News from the Annual Meeting

Culture Meets Class During the ABA Annual Meeting

Don Giovanni, opera singers, lawyers and a civil suit ordinarily would have nothing in common, but on Aug.8 at the ABA Annual Meeting, the Section of Litigation hit a high note with Don Giovanni, the Class Action.


Judge Koeltl follows along with the lyrics as they're displayed for "court."

Main characters from Mozart's opera Don Giovanni took the stand in a suit against Giovanni's estate to determine whether the 2,000-plus women seduced by his charming ways should be certified as a class. Giovanni received special clearance from hell to attend the hearing.

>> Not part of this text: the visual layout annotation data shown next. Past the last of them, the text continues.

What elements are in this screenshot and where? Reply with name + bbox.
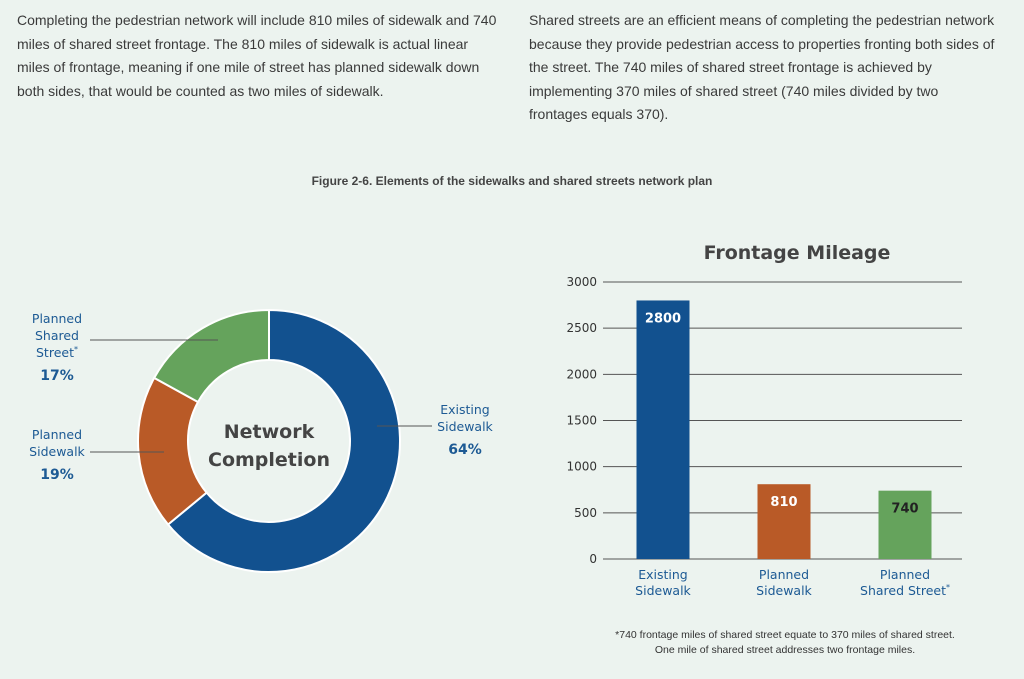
x-category-label: Sidewalk bbox=[635, 583, 691, 598]
donut-slice-label: Shared bbox=[35, 328, 79, 343]
donut-slice-value: 17% bbox=[40, 368, 74, 384]
y-tick-label: 1500 bbox=[566, 414, 597, 428]
y-tick-label: 0 bbox=[589, 552, 597, 566]
intro-paragraph-right: Shared streets are an efficient means of… bbox=[529, 12, 995, 122]
x-category-label: Planned bbox=[759, 567, 809, 582]
intro-paragraph-left: Completing the pedestrian network will i… bbox=[17, 12, 497, 99]
donut-slice-value: 64% bbox=[448, 442, 482, 458]
donut-slice-value: 19% bbox=[40, 467, 74, 483]
bar-value-label: 740 bbox=[891, 502, 918, 517]
x-category-label: Sidewalk bbox=[756, 583, 812, 598]
bar bbox=[878, 490, 932, 559]
y-tick-label: 1000 bbox=[566, 460, 597, 474]
donut-slice-label: Sidewalk bbox=[437, 419, 493, 434]
x-category-label: Shared Street* bbox=[860, 583, 950, 598]
donut-slice-label: Planned bbox=[32, 311, 82, 326]
donut-slice-label: Planned bbox=[32, 427, 82, 442]
bar bbox=[636, 300, 690, 559]
bar-value-label: 810 bbox=[770, 495, 797, 510]
donut-slice-label: Existing bbox=[440, 402, 490, 417]
y-tick-label: 2500 bbox=[566, 321, 597, 335]
bar-value-label: 2800 bbox=[645, 311, 681, 326]
donut-slice bbox=[152, 308, 270, 404]
y-tick-label: 3000 bbox=[566, 275, 597, 289]
x-category-label: Planned bbox=[880, 567, 930, 582]
donut-slice-label: Street* bbox=[36, 345, 78, 360]
y-tick-label: 2000 bbox=[566, 367, 597, 381]
donut-center-title: Network bbox=[224, 421, 315, 443]
donut-slice-label: Sidewalk bbox=[29, 444, 85, 459]
donut-center-title: Completion bbox=[208, 449, 330, 471]
figure-caption: Figure 2-6. Elements of the sidewalks an… bbox=[311, 174, 713, 188]
donut-slice bbox=[166, 308, 401, 573]
bar-chart-title: Frontage Mileage bbox=[704, 242, 891, 264]
bar bbox=[757, 484, 811, 559]
x-category-label: Existing bbox=[638, 567, 688, 582]
footnote: *740 frontage miles of shared street equ… bbox=[615, 629, 955, 656]
y-tick-label: 500 bbox=[574, 506, 597, 520]
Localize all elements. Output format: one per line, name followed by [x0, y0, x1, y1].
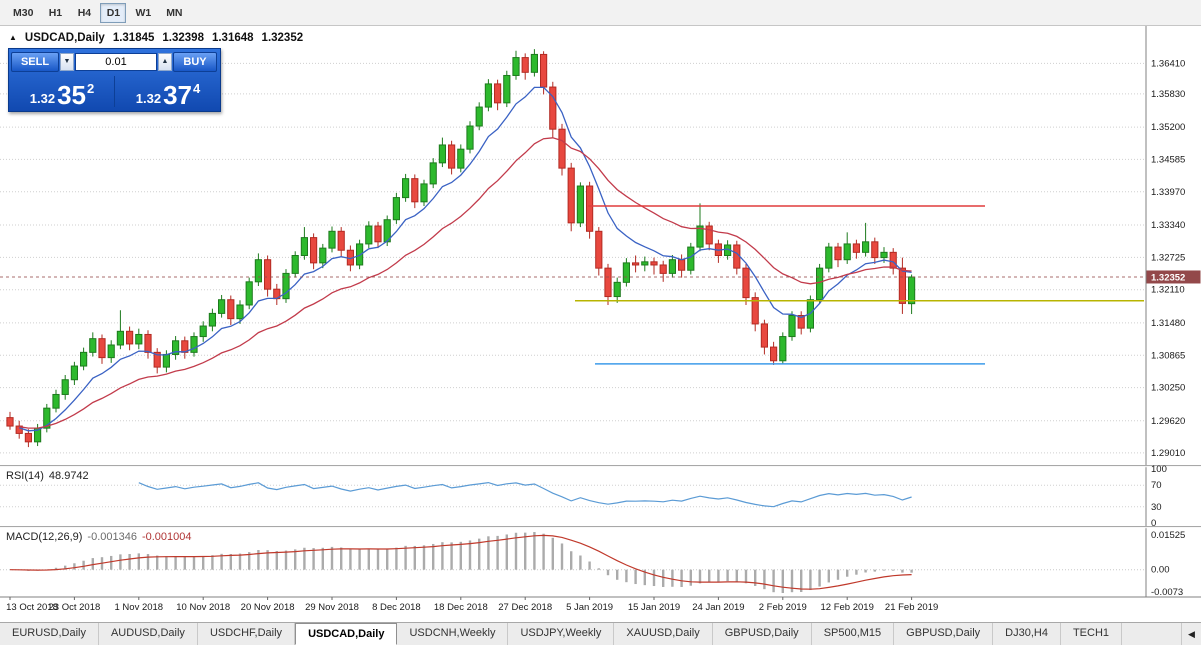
sell-button[interactable]: SELL — [11, 51, 59, 72]
svg-text:-0.0073: -0.0073 — [1151, 587, 1183, 598]
chart-tab-audusd-daily[interactable]: AUDUSD,Daily — [99, 623, 198, 645]
svg-text:1.36410: 1.36410 — [1151, 58, 1185, 69]
svg-text:1.35830: 1.35830 — [1151, 89, 1185, 100]
pane-separator[interactable] — [0, 526, 1201, 529]
chart-tab-gbpusd-daily[interactable]: GBPUSD,Daily — [894, 623, 994, 645]
volume-decrease-button[interactable]: ▼ — [60, 52, 74, 71]
svg-text:70: 70 — [1151, 480, 1162, 491]
rsi-pane: 100 70 30 0 — [0, 464, 1167, 529]
svg-text:8 Dec 2018: 8 Dec 2018 — [372, 602, 421, 613]
chart-tab-sp500-m15[interactable]: SP500,M15 — [812, 623, 895, 645]
chart-tab-usdjpy-weekly[interactable]: USDJPY,Weekly — [508, 623, 615, 645]
svg-text:24 Jan 2019: 24 Jan 2019 — [692, 602, 744, 613]
volume-input[interactable] — [75, 52, 157, 71]
chart-tab-eurusd-daily[interactable]: EURUSD,Daily — [0, 623, 99, 645]
sell-price-prefix: 1.32 — [29, 90, 56, 106]
svg-text:1 Nov 2018: 1 Nov 2018 — [115, 602, 164, 613]
svg-text:1.29010: 1.29010 — [1151, 448, 1185, 459]
svg-text:1.34585: 1.34585 — [1151, 154, 1185, 165]
one-click-trading-panel: SELL ▼ ▲ BUY 1.32 35 2 1.32 37 4 — [8, 48, 221, 112]
svg-text:18 Dec 2018: 18 Dec 2018 — [434, 602, 488, 613]
svg-text:21 Feb 2019: 21 Feb 2019 — [885, 602, 938, 613]
timeframe-toolbar: M30 H1 H4 D1 W1 MN — [0, 0, 1201, 26]
svg-text:10 Nov 2018: 10 Nov 2018 — [176, 602, 230, 613]
buy-button[interactable]: BUY — [173, 51, 217, 72]
timeframe-button-d1[interactable]: D1 — [100, 2, 127, 23]
svg-text:20 Nov 2018: 20 Nov 2018 — [241, 602, 295, 613]
svg-text:1.31480: 1.31480 — [1151, 318, 1185, 329]
ma-fast-line — [18, 86, 912, 432]
svg-text:0.00: 0.00 — [1151, 565, 1170, 576]
pane-separator[interactable] — [0, 465, 1201, 468]
svg-text:1.30250: 1.30250 — [1151, 383, 1185, 394]
svg-text:1.30865: 1.30865 — [1151, 350, 1185, 361]
buy-price-sup: 4 — [193, 81, 201, 96]
svg-text:29 Nov 2018: 29 Nov 2018 — [305, 602, 359, 613]
svg-text:1.35200: 1.35200 — [1151, 122, 1185, 133]
price-axis[interactable]: 1.36410 1.35830 1.35200 1.34585 1.33970 1.333… — [1145, 26, 1201, 597]
chart-tab-usdcnh-weekly[interactable]: USDCNH,Weekly — [397, 623, 509, 645]
buy-price-prefix: 1.32 — [135, 90, 162, 106]
svg-text:1.32352: 1.32352 — [1151, 272, 1185, 283]
chart-tab-dj30-h4[interactable]: DJ30,H4 — [993, 623, 1061, 645]
chart-tabs: EURUSD,Daily AUDUSD,Daily USDCHF,Daily USDC… — [0, 623, 1201, 645]
buy-price-display[interactable]: 1.32 37 4 — [115, 74, 220, 109]
svg-text:13 Oct 2018: 13 Oct 2018 — [6, 602, 58, 613]
svg-text:1.32110: 1.32110 — [1151, 285, 1185, 296]
timeframe-button-w1[interactable]: W1 — [129, 3, 157, 23]
sell-price-sup: 2 — [87, 81, 95, 96]
ma-slow-line — [19, 137, 912, 429]
svg-text:1.33970: 1.33970 — [1151, 187, 1185, 198]
svg-text:15 Jan 2019: 15 Jan 2019 — [628, 602, 680, 613]
svg-text:100: 100 — [1151, 464, 1167, 475]
chart-tab-bar: EURUSD,Daily AUDUSD,Daily USDCHF,Daily USDC… — [0, 622, 1201, 645]
buy-price-big: 37 — [163, 79, 192, 110]
svg-text:12 Feb 2019: 12 Feb 2019 — [821, 602, 874, 613]
rsi-line — [138, 481, 912, 508]
timeframe-button-m30[interactable]: M30 — [7, 3, 39, 23]
svg-text:1.29620: 1.29620 — [1151, 416, 1185, 427]
macd-signal-line — [9, 534, 912, 590]
macd-axis: 0.01525 0.00 -0.0073 — [1151, 530, 1185, 598]
chart-tab-xauusd-daily[interactable]: XAUUSD,Daily — [614, 623, 713, 645]
price-chart[interactable]: 1.36410 1.35830 1.35200 1.34585 1.33970 1.333… — [0, 26, 1201, 622]
svg-text:0: 0 — [1151, 518, 1156, 529]
sell-price-big: 35 — [57, 79, 86, 110]
price-divider — [114, 76, 115, 107]
macd-histogram — [18, 532, 913, 593]
chart-area[interactable]: 1.36410 1.35830 1.35200 1.34585 1.33970 1.333… — [0, 26, 1201, 622]
timeframe-button-mn[interactable]: MN — [160, 3, 188, 23]
chart-tab-usdchf-daily[interactable]: USDCHF,Daily — [198, 623, 296, 645]
sell-price-display[interactable]: 1.32 35 2 — [9, 74, 114, 109]
timeframe-button-h1[interactable]: H1 — [42, 3, 68, 23]
svg-text:5 Jan 2019: 5 Jan 2019 — [566, 602, 613, 613]
current-price-badge: 1.32352 — [1146, 270, 1201, 284]
svg-text:27 Dec 2018: 27 Dec 2018 — [498, 602, 552, 613]
svg-text:23 Oct 2018: 23 Oct 2018 — [49, 602, 101, 613]
tab-scroll-left-button[interactable]: ◀ — [1181, 623, 1201, 645]
chart-tab-usdcad-daily[interactable]: USDCAD,Daily — [295, 623, 398, 645]
chart-tab-tech1[interactable]: TECH1 — [1061, 623, 1122, 645]
svg-text:0.01525: 0.01525 — [1151, 530, 1185, 541]
timeframe-button-h4[interactable]: H4 — [71, 3, 97, 23]
svg-text:2 Feb 2019: 2 Feb 2019 — [759, 602, 807, 613]
svg-text:30: 30 — [1151, 502, 1162, 513]
svg-text:1.33340: 1.33340 — [1151, 220, 1185, 231]
volume-increase-button[interactable]: ▲ — [158, 52, 172, 71]
svg-text:1.32725: 1.32725 — [1151, 252, 1185, 263]
candlesticks — [6, 49, 916, 448]
chart-tab-gbpusd-daily[interactable]: GBPUSD,Daily — [713, 623, 812, 645]
price-gridlines — [0, 62, 1146, 454]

Opera singers trained by Martina Arroyo, a former opera singer at the Metropolitan Opera, played the witnesses and mostly sang their testimonies—excerpts taken from the original opera—on the witness stand. The plaintiffs' lawyers, Sheldon Finkelstein and Dori Hanswirth, and defense lawyers Steven Richman and Jacqueline Becerra questioned them in spoken dialogue. U. S. District Judge John Koeltl presided.


Donna Elvira, played by Eleni Calenos, sings her testimony to Jacqueline Becerra (Miami), Steven Richman (Hamilton, NJ) and U. S. District Court Judge John Koeltl (NYC)

What was Don Giovanni's charge? Intentional infliction of emotional distress. The plaintiffs' counsel argued that Giovanni planned to seduce dozens of women a day, he had knowledge of causing them harm by keeping a list, and had admitted to promising some of these women his eternal love. Also, with 2,000+ women involved, the numerosity requirement of 40 could clearly be met.

When making his closing argument to the judge, Richman noted that Giovanni "was a class act, not a class action." He went on to argue that the points made by the plaintiffs' counsel were not supported and no wrongs would be going unrighted if the class distinction wasn't made. It was further illustrated that Giovanni took nothing from any of the women involved and that there were no grounds for commonality, as it was clarified earlier that the women who he had wooed were of varying ages, body types and nationalities.

In the end, Judge Koeltl decided to reserve his decision for now so that the plaintiffs' counsel could have time for further discovery … and those who attended the session learned the basics of classic action suits, while gaining an appreciation for the opera.